A semana começa com os mercados atentos aos desdobramentos da ameaça dos Estados Unidos de impor tarifas de 10% sobre US$ 300 bilhões em importações da China, a partir de 1º de setembro, o que pode afetar também os ativos no Brasil hoje (05/08).
Mercado econômico
Amanhã (06/08), deve sair a ata da uma última reunião do Comitê de Política Monetária (Copom) do Banco Central, quando a Selic, a taxa básica de juros do País, foi reduzida de 6,5% para 6% ao ano. O mercado deve buscar no documento referente ao encontro de julho sinais sobre os próximos cortes.

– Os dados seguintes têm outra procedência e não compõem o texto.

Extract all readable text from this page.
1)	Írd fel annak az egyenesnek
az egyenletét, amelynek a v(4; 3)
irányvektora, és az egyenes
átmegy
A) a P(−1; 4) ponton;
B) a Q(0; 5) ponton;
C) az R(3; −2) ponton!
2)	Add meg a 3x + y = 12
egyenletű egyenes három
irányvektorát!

Segundo economistas ouvidos pelo Projeções Broadcast, o BC deu fortes indicações no comunicado de que deve haver nova queda de 0,50 ponto porcentual na reunião de 17 e 18 de setembro. A dúvida é sobre as decisões a partir de outubro, considerando-se os riscos com o desfecho da tramitação da reforma da Previdência e com o cenário externo.

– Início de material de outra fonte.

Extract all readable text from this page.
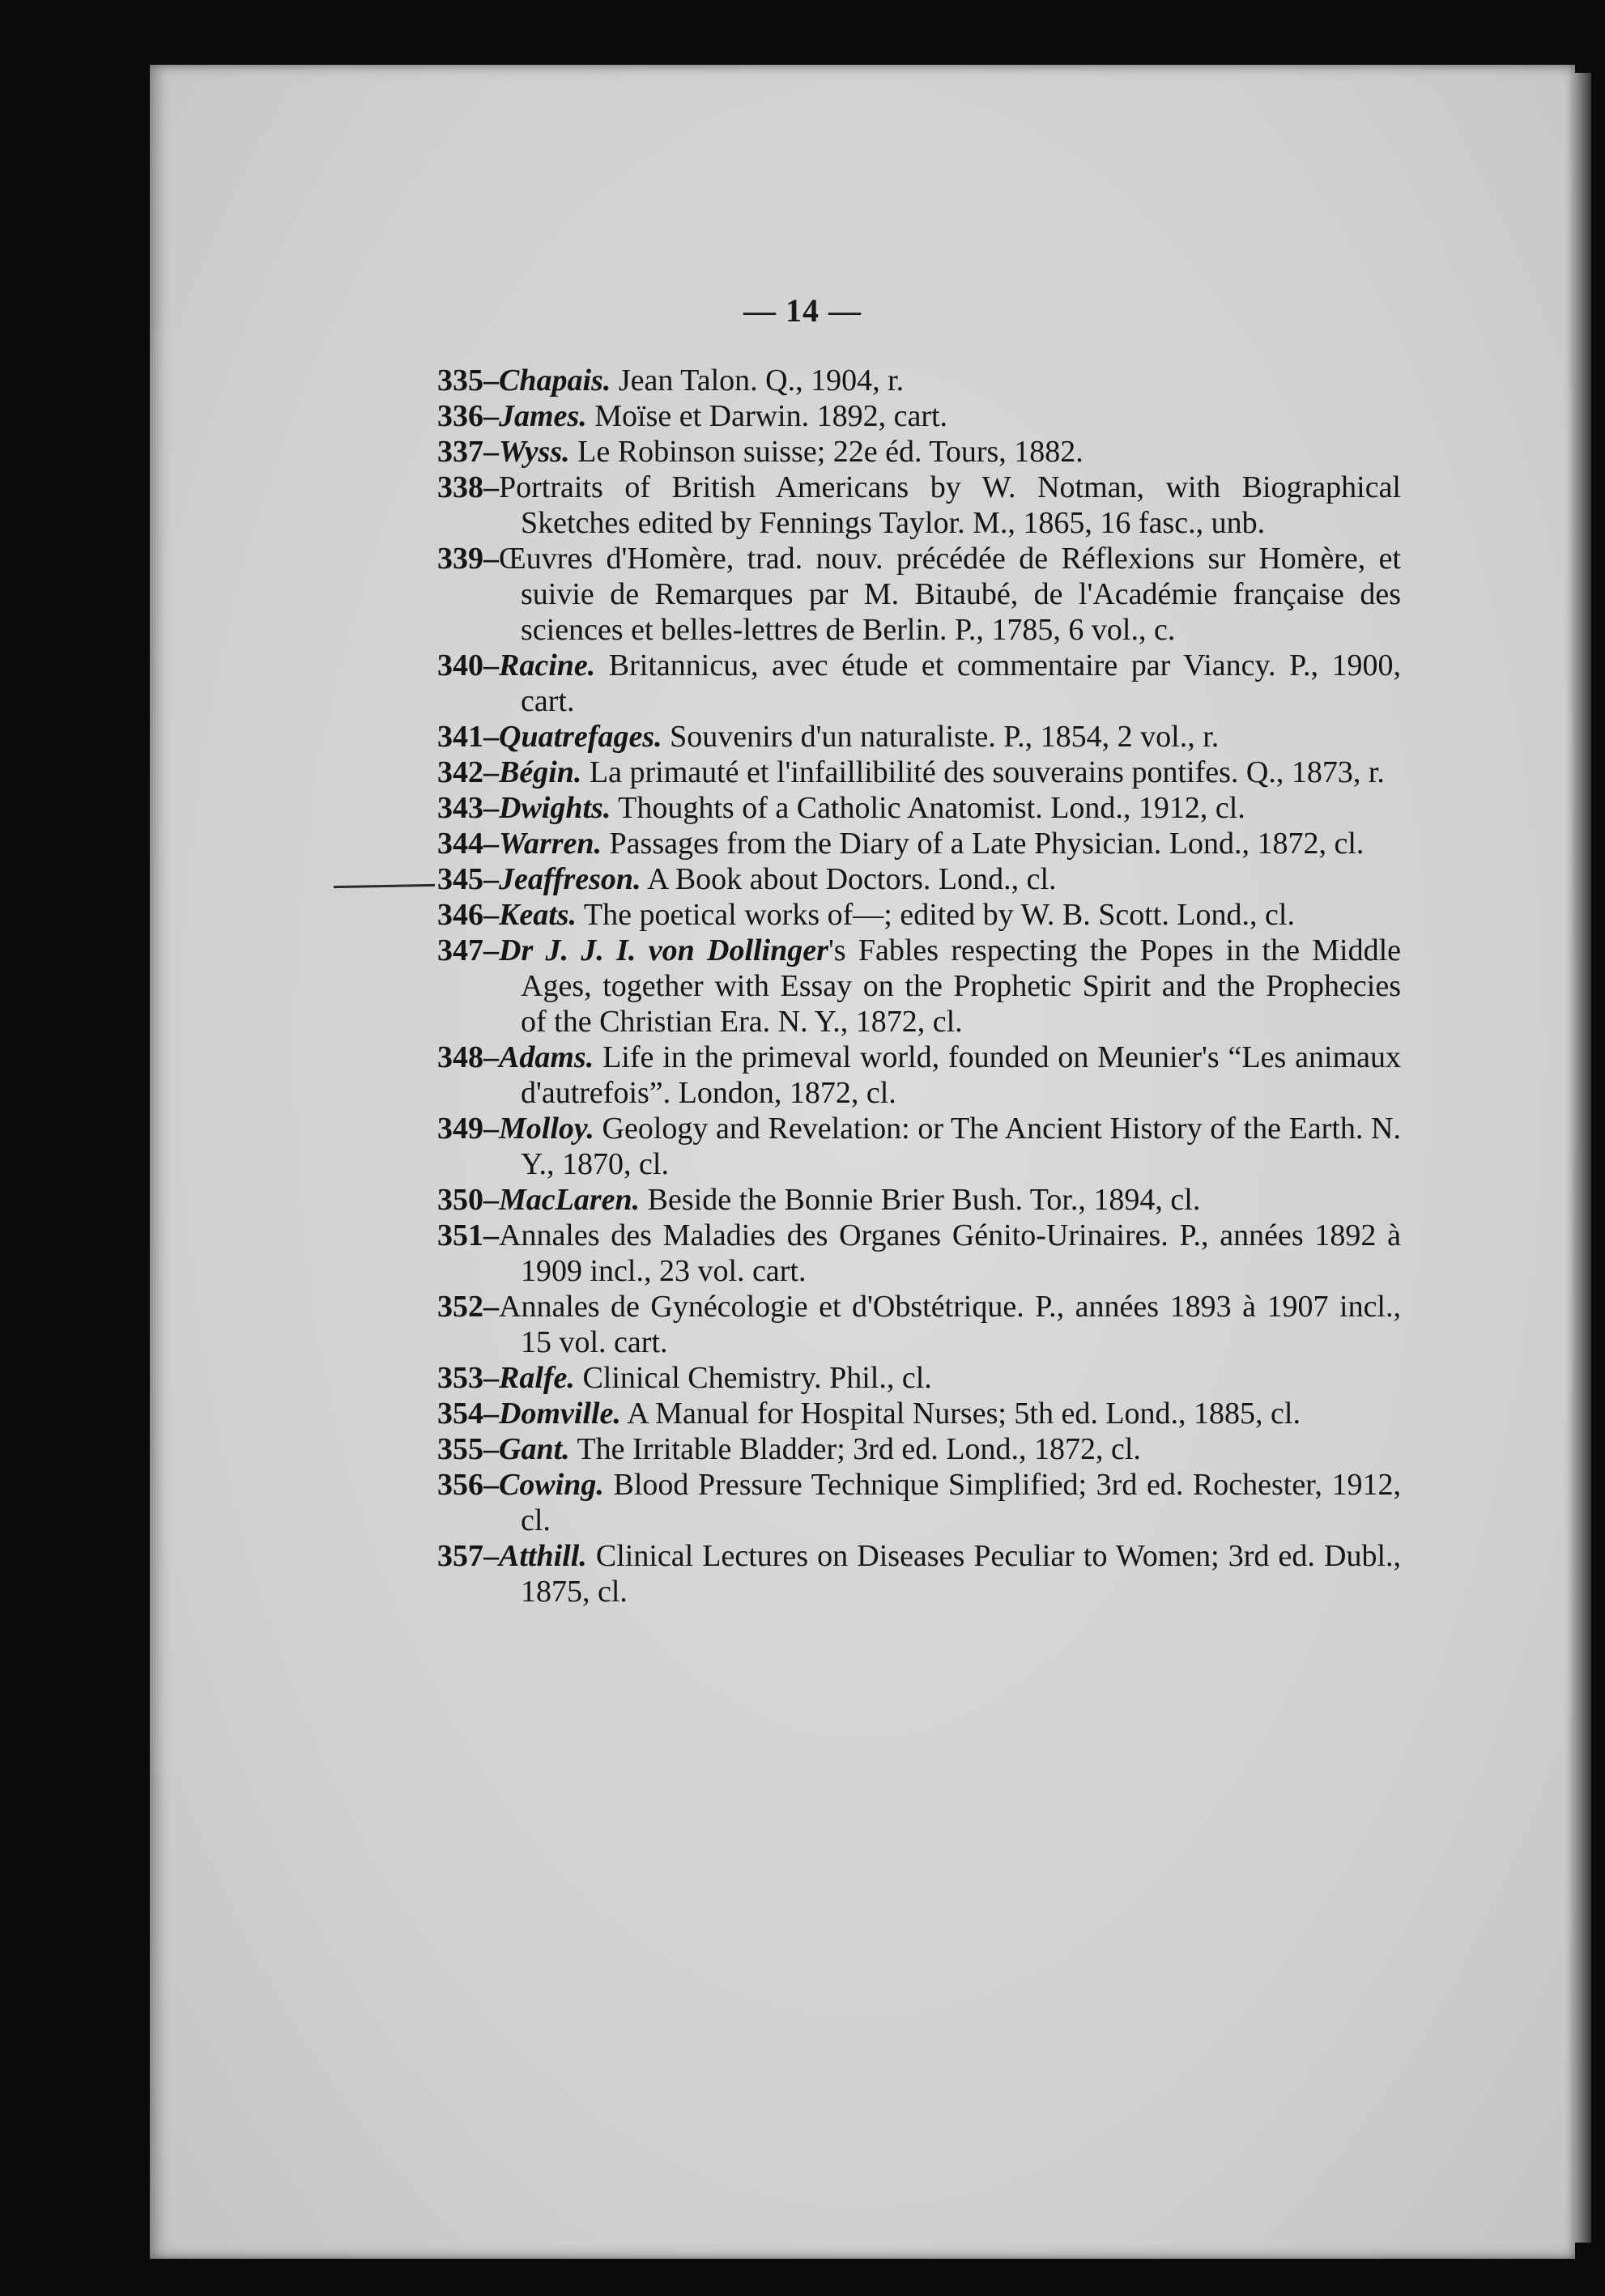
— 14 —

335–Chapais. Jean Talon. Q., 1904, r.

336–James. Moïse et Darwin. 1892, cart.

337–Wyss. Le Robinson suisse; 22e éd. Tours, 1882.

338–Portraits of British Americans by W. Notman, with Biographical Sketches edited by Fennings Taylor. M., 1865, 16 fasc., unb.

339–Œuvres d'Homère, trad. nouv. précédée de Réflexions sur Homère, et suivie de Remarques par M. Bitaubé, de l'Académie française des sciences et belles-lettres de Berlin. P., 1785, 6 vol., c.

340–Racine. Britannicus, avec étude et commentaire par Viancy. P., 1900, cart.

341–Quatrefages. Souvenirs d'un naturaliste. P., 1854, 2 vol., r.

342–Bégin. La primauté et l'infaillibilité des souverains pontifes. Q., 1873, r.

343–Dwights. Thoughts of a Catholic Anatomist. Lond., 1912, cl.

344–Warren. Passages from the Diary of a Late Physician. Lond., 1872, cl.

345–Jeaffreson. A Book about Doctors. Lond., cl.

346–Keats. The poetical works of—; edited by W. B. Scott. Lond., cl.

347–Dr J. J. I. von Dollinger's Fables respecting the Popes in the Middle Ages, together with Essay on the Prophetic Spirit and the Prophecies of the Christian Era. N. Y., 1872, cl.

348–Adams. Life in the primeval world, founded on Meunier's “Les animaux d'autrefois”. London, 1872, cl.

349–Molloy. Geology and Revelation: or The Ancient History of the Earth. N. Y., 1870, cl.

350–MacLaren. Beside the Bonnie Brier Bush. Tor., 1894, cl.

351–Annales des Maladies des Organes Génito-Urinaires. P., années 1892 à 1909 incl., 23 vol. cart.

352–Annales de Gynécologie et d'Obstétrique. P., années 1893 à 1907 incl., 15 vol. cart.

353–Ralfe. Clinical Chemistry. Phil., cl.

354–Domville. A Manual for Hospital Nurses; 5th ed. Lond., 1885, cl.

355–Gant. The Irritable Bladder; 3rd ed. Lond., 1872, cl.

356–Cowing. Blood Pressure Technique Simplified; 3rd ed. Rochester, 1912, cl.

357–Atthill. Clinical Lectures on Diseases Peculiar to Women; 3rd ed. Dubl., 1875, cl.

Ficam no radar dos investidores nesta semana também o resultado das vendas no varejo de junho, na quarta-feira, a divulgação, na quinta, do Índice Oficial de Inflação (IPCA) de julho e da pesquisa mensal de serviços de junho, na sexta. Além disso, uma nova rodada de reuniões deve acontecer entre representantes do ministério da Infraestrutura e dos caminhoneiros para discutir a tabela de frete mínimo.
EUA versus China
A disputa entre EUA e China também afeta as Bolsas. A imprensa internacional informou que Pequim pediu para que algumas empresas estatais detenham as compras de produtos agrícolas americanos e o Banco do Povo da China permitiu que o dólar rompesse o nível psicológico de 7 yuans pela primeira vez desde 2008, alegando que a desvalorização da moeda doméstica é resultado do protecionismo comercial e das tarifas mais altas sobre produtos chineses aplicadas pelos EUA. O temor dos investidores é de que o acirramento da guerra comercial piore o quadro de desaceleração global.
Queda do petróleo
Os contratos futuros de petróleo têm queda nesta segunda. Na avaliação do Bank of America Merrill Lynch, esse recrudescimento da relação bilateral entre EUA e China tem potencial para enfraquecer a demanda por petróleo em até 500 mil barris por dia.